Reactivity of Carbohydrate Phosphodiesters, Potential Targets of Antibacterial Agents

Abstract

While monosaccharide units in bacterial carbohydrates may be linked with phosphodiester bonds, human carbohydrates exclusively contain glycosidic linkages. Differences between human and bacterial carbohydrates present potential targets for the development of novel antibacterial agents. The purpose of the present article is to study the reactivity of carbohydrate phosphodiester models to evaluate the possibility of a selective inactivation of bacterial carbohydrates within a biological matrix. The model compound was chosen for the ease of synthesis and the convenience of detection.
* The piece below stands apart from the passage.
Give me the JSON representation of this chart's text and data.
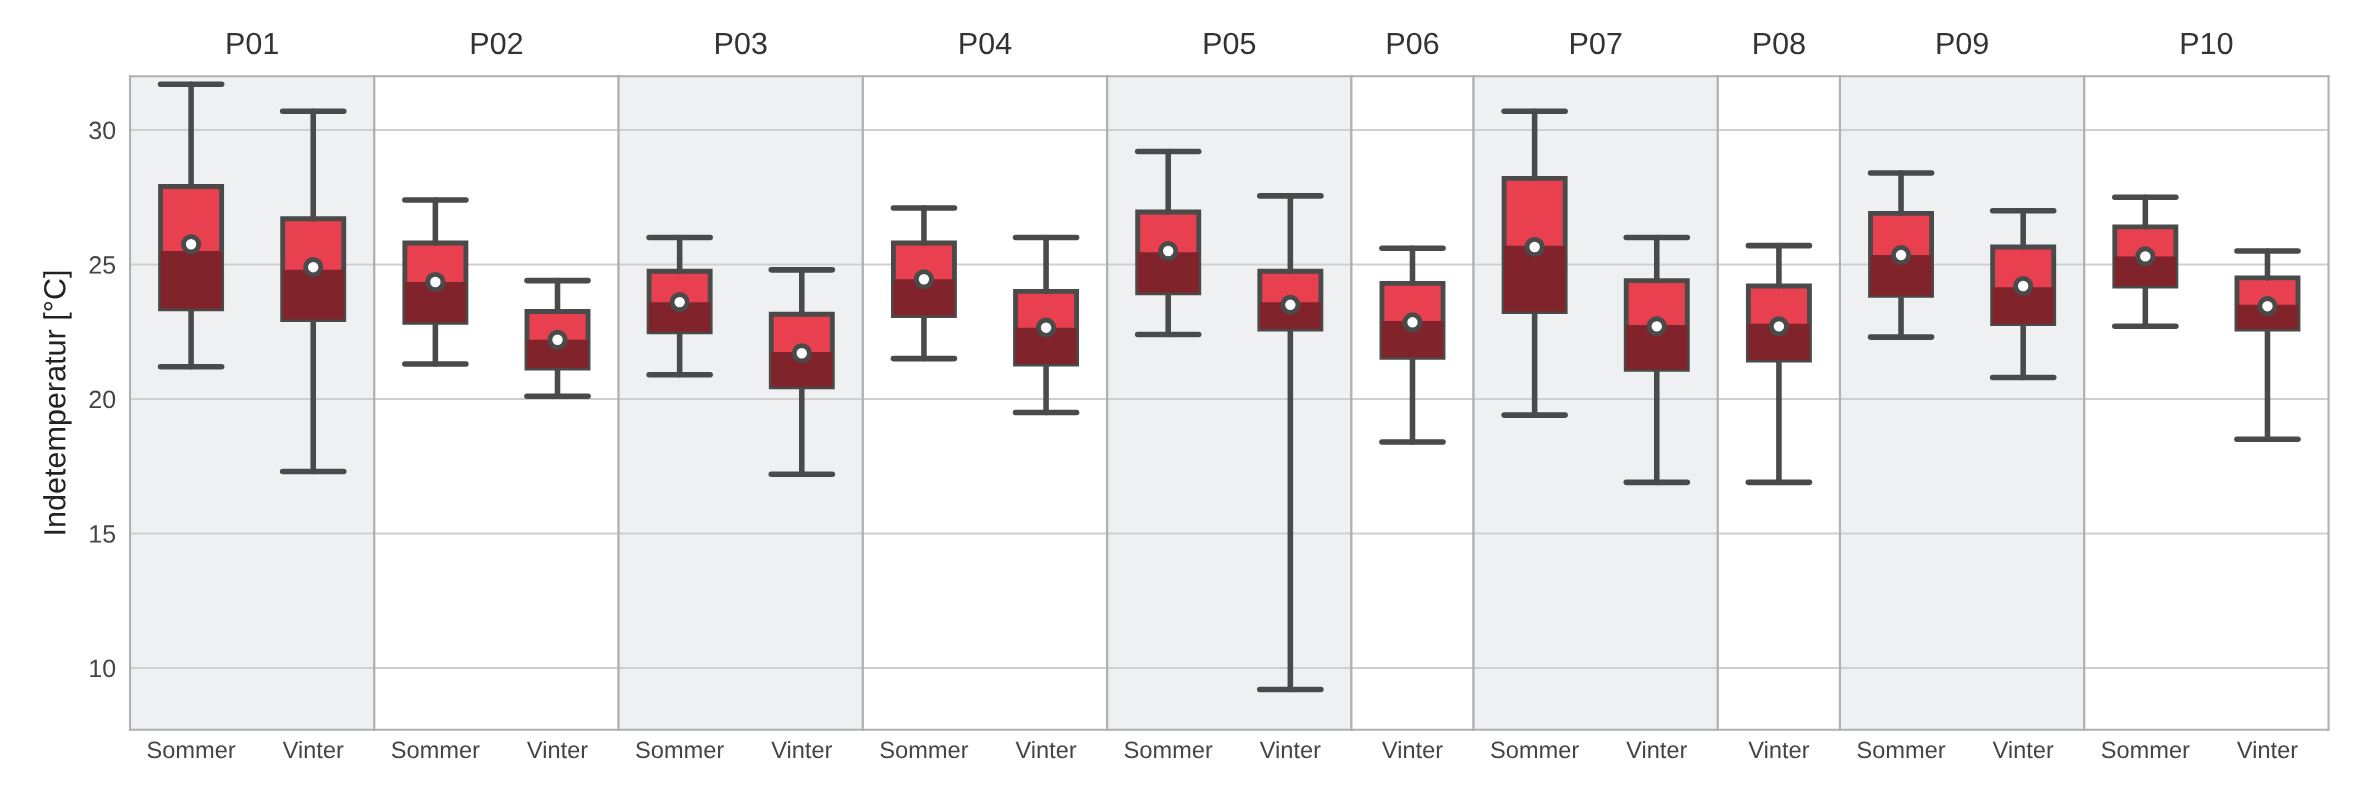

Its reactivity was studied in the presence and in the absence of metal ion-based catalysts. The results obtained show that the spontaneous reaction under neutral conditions is the glycoside hydrolysis, but metal catalysts enhance the cleavage by intramolecular transesterification. The reactivity was lower than that of the phosphodiester bonds of RNA under the same conditions. Corresponding phosphorothioates were synthesized to study the effect of the coordination of metal ion catalysts. However, unexpected reactions were observed, and in addition to glycoside hydrolysis, phosphorothioates reacted similarly to corresponding RNA analogs, resulting in the cleavage, phosphate migration, and desulphurization. Different metal ion catalysts steered the reaction in different directions.